Presidential Communications Sec. Martin Andanar said President Duterte (pictured) will maintain his policy of being "friends to all and enemies to none." Athit Perawongmetha, Reuters
ASEAN leaders, together with FIFA president Gianni Infantino, lock arms at a signing ceremony of the memorandum of understanding between the regional bloc and FIFA, in Bangkok, Saturday, Nov. 2, 2019. Soe Zeya Tun, Reuters
As Southeast Asia deals with the territorial dispute in the West Philippine Sea, President Rodrigo Duterte on Saturday urged regional stakeholders to “exercise self-restraint.”
“As ASEAN-China country coordinator, the Philippines will do its utmost part to conclude negotiations on a Code of Conduct as soon as possible,” he said during the ASEAN Summit plenary in Bangkok.
“Notwithstanding the lack of enthusiasm by some external partners, I believe that we in ASEAN are one in the view that an effective and substantive COC will be good for the region.”
Duterte said his administration is keen to produce a binding code of conduct to keep the peace in the West Philippine Sea, which China claims is under its jurisdiction.
The President said the matter must follow international law, including the UN Convention on the Law of the Sea (UNCLOS).
He added that the 10-member regional bloc “must remain united.”
“We must lead the way in building trust and confidence among all stakeholders,” Duterte said.

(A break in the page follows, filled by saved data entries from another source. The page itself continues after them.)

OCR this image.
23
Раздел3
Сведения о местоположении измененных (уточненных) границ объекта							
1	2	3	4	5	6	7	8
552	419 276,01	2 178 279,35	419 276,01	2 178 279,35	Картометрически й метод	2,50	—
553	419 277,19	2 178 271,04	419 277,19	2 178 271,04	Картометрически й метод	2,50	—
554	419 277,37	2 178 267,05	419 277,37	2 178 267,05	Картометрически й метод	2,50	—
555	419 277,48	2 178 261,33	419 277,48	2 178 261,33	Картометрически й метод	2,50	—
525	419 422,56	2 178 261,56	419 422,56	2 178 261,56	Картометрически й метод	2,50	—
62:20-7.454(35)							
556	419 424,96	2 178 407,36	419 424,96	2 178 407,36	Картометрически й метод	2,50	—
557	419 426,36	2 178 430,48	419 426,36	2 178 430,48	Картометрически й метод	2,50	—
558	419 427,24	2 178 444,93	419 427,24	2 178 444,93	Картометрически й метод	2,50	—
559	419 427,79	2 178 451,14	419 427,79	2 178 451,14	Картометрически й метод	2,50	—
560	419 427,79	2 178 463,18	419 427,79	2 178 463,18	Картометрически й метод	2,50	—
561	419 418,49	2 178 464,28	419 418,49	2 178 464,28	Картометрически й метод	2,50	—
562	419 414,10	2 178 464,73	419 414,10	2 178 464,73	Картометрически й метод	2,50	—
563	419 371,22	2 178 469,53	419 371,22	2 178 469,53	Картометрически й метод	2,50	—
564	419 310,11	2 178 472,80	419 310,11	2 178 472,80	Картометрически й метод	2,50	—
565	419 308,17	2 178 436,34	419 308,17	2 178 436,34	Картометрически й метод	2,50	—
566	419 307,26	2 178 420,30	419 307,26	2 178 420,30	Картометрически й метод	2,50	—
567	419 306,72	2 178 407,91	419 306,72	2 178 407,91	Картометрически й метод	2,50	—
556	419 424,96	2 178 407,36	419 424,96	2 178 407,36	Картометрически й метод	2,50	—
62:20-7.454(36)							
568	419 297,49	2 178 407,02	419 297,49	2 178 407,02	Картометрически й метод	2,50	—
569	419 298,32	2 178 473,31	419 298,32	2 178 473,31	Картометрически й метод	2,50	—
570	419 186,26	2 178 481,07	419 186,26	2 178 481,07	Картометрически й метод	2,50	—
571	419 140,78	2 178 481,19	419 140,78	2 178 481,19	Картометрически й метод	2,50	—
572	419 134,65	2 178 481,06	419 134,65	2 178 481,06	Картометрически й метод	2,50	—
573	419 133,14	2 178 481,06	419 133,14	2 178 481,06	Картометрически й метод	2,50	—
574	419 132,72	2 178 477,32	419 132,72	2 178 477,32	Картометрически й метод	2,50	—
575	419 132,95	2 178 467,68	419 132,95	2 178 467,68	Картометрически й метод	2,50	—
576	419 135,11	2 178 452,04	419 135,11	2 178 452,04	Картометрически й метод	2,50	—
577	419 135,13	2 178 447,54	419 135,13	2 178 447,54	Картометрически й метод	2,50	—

“And we must use all the influence that we have, individually and collectively, to persuade parties to exercise self-restraint and avoid actions that may further complicate the situation.”
In August, Beijing told Duterte during his visit there that its position on the West Philippine Sea was not up for negotiation.
China claims most of the contested sea, including waters close to Philippine shores, and has rejected a UN-backed international tribunal ruling that said its assertion to the Sea is without legal basis.
In a meeting between Duterte and Chinese President Xi Jinping at the same visit, Xi reiterated his government's position of not recognizing the tribunal ruling "as well as not budging from its position", Presidential spokesman Salvador Panelo said then.
The two leaders agreed to work together to "manage" the issue and recognized "the importance of self-restraint and respect for freedom of navigation in — and overflight above — the South China Sea."
In July, Vietnam called for the "immediate withdrawal" of a Chinese ship in the sea, as the standoff over the disputed waters intensified.
Prior to that, Beijing issued a new call for Hanoi to respect its claims to the resource-rich region, which have historically been contested by Vietnam as well as Taiwan, the Philippines, Malaysia and Brunei.
Hanoi responded by saying it had sent several messages to Beijing insisting that a Chinese survey ship vacate its waters, and doubling down with new demands for the vessel's removal.
"Vietnam resolutely and persistently protects our sovereign rights . . . by peaceful means on the basis of international laws," foreign ministry spokeswoman Le Thi Thu Hang said.